Hinweis: In einer Schicht aus „Radizellentorf“ sind i.d.R. Regel mehrere Horizonte vorhanden, die sich anhand ihrer Gefügemerkmale unterscheiden (z.B. Absonderungshorizont nHa, Torfschrumpfungshorizont nHt und Wasserwechselhorizont nHw). Und einen Entwässerungsgraben gibt auf einer stark degradierten Moorfläche wahrscheinlich auch. Diese Elemente kann man durch etwas Feinarbeit am Tortenboden reproduzieren. Wenn man Zeit sparen möchte, kann man auf die folgenden 4 Schritte (oder einen Teil davon) auch verzichten.

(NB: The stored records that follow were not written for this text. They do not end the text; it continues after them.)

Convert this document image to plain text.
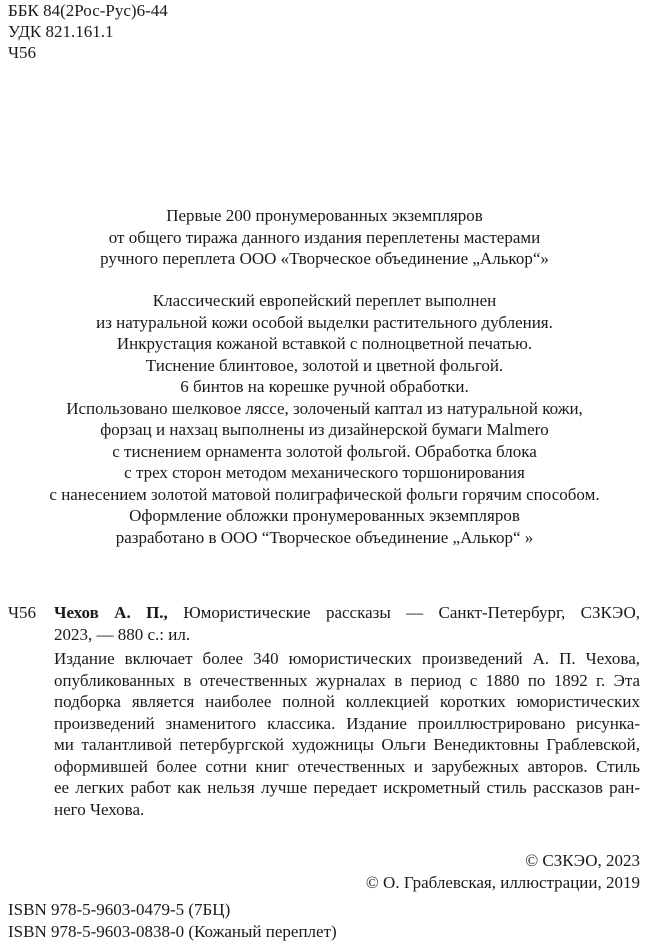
ББК 84(2Рос-Рус)6-44
УДК 821.161.1
Ч56
Первые 200 пронумерованных экземпляров
от общего тиража данного издания переплетены мастерами
ручного переплета ООО «Творческое объединение „Алькор“»
Классический европейский переплет выполнен
из натуральной кожи особой выделки растительного дубления.
Инкрустация кожаной вставкой с полноцветной печатью.
Тиснение блинтовое, золотой и цветной фольгой.
6 бинтов на корешке ручной обработки.
Использовано шелковое ляссе, золоченый каптал из натуральной кожи,
форзац и нахзац выполнены из дизайнерской бумаги Malmero
с тиснением орнамента золотой фольгой. Обработка блока
с трех сторон методом механического торшонирования
с нанесением золотой матовой полиграфической фольги горячим способом.
Оформление обложки пронумерованных экземпляров
разработано в ООО “Творческое объединение „Алькор“ »
Ч56 Чехов А. П., Юмористические рассказы — Санкт-Петербург, СЗКЭО,
2023, — 880 с.: ил.
Издание включает более 340 юмористических произведений А. П. Чехова,
опубликованных в отечественных журналах в период с 1880 по 1892 г. Эта
подборка является наиболее полной коллекцией коротких юмористических
произведений знаменитого классика. Издание проиллюстрировано рисунка-
ми талантливой петербургской художницы Ольги Венедиктовны Граблевской,
оформившей более сотни книг отечественных и зарубежных авторов. Стиль
ее легких работ как нельзя лучше передает искрометный стиль рассказов ран-
него Чехова.
© СЗКЭО, 2023
© О. Граблевская, иллюстрации, 2019
ISBN 978-5-9603-0479-5 (7БЦ)
ISBN 978-5-9603-0838-0 (Кожаный переплет)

  • den gewölbten, oberen Teil des Tortenbodens waagerecht abschneiden
  • diesen abgetrennten Bereich fein würfeln; daraus sollen die „Aggregate“ des Absonderungshorizonts (nHa) entstehen
  • an der nun ebenen Oberfläche des Tortenbodens einen „Graben“ ausschneiden (etwa halb so tief wie die Dicke des Tortenbodens); den genauen Verlauf des „Grabens“ auf dem Kuchen kann man sich frei aussuchen
  • auf beiden Seiten des Grabens werden ähnlich tiefe, aber möglichst schmale, lineare Einschnitte mit einem scharfen Messer erzeugt; diese werden die „Schrumpfrisse“ des Torfschrumpfungshorizonts (nHt) sein

 

Vorbereitete „Radizellentorfschicht“ mit Graben und eingeschnittenen „Schrumpfrissen“ (Foto: Laurentiu Constantin)

 

4. Schokomousse (amorpher Torf)

  • Eier trennen
  • Schokolade hacken und schmelzen
  • Eigelbe mit Likör und Vanillesirup über einem heißen Wasserbad schlagen, bis dick-cremige Konsistenz erreicht wird, dann von der Hitze nehmen
  • Schokolade, Eiercreme und Kakao verrühren
  • Sahne schlagen
  • Eiweiß mit Zitronensaft steif schlagen
  • erst Schlagsahne und dann Eischnee unter die Schokocreme heben

…und die letzten Schritte:

  • Tortenboden („Radizellentorf“) über die „Kalkmudde“ in die Springform setzen
  • den „Torf“ nach Geschmack mit Zitronensaft und Cointreau „bewässern“
  • eine dünne Schicht Schokomousse auftragen, so dass die „Schrumpfrisse“ gefüllt werden und der Graben mit einer dünnen „Schlammschicht“ ausgekleidet wird
  • Schokomousse dritteln
  • ein Drittel mit ausreichend Tortenbodenwürfeln („Torfaggregaten“) vermischen und diese auf die Oberfläche des Tortenbodens auftragen
  • ein Drittel mit Kakaonibs vermischen und die erhaltene grobkörnige Creme obendrauf auftragen; noch offene Lücken zwischen den bereits aufgetragenen „Aggregaten“ werden gefüllt
  • das letzte Drittel mit Mohnsamen vermischen, dann ebenfalls auftragen und glattstreichen; dieser ist der erste Horizont an der „Geländeoberfläche“, der Vermulmungshorizont (im Kontext des Kuchens eher ein Vermoussungshorizont)
  • Graben mit Alufolie auskleiden, so dass eine Art Wanne entsteht, die der Form des Grabens entspricht
  • Agar (mit Zucker nach Geschmack) in etwa 100 ml Wasser aufkochen lassen
  • süße Agarlösung in den ausgekleideten Graben gießen (Füllhöhe frei einstellbar) und aushärten lassen
  • Alufolie mit Agargel aus dem Graben herausziehen und Agargel vorsichtig freilegen; Agargel als ganzes Stück zurück in den Graben setzten
  • ggf. „Ufervegetation“ pflanzen, bevor Schokomousse aushärtet; hier kann man sich Vieles ein-fallen lassen – ich habe seggenartig geschnittene/aufgeschlitzte, gelbe Papierstrohhalme benutzt
  • Kuchen für mehrere Stunden kühl stellen, so dass die Schokomousse aushärtet
  • vor dem Servieren gehackte Pistazienkerne über die „Bodenoberfläche“ verteilen; so entsteht eine lückige „Grasnarbe“; etwas Grün an der Oberfläche des „Grabenwassers“ kann auch ein schönes „Zeichen der Eutrophierung“ sein

Viel Spaß beim Backen und guten Appetit!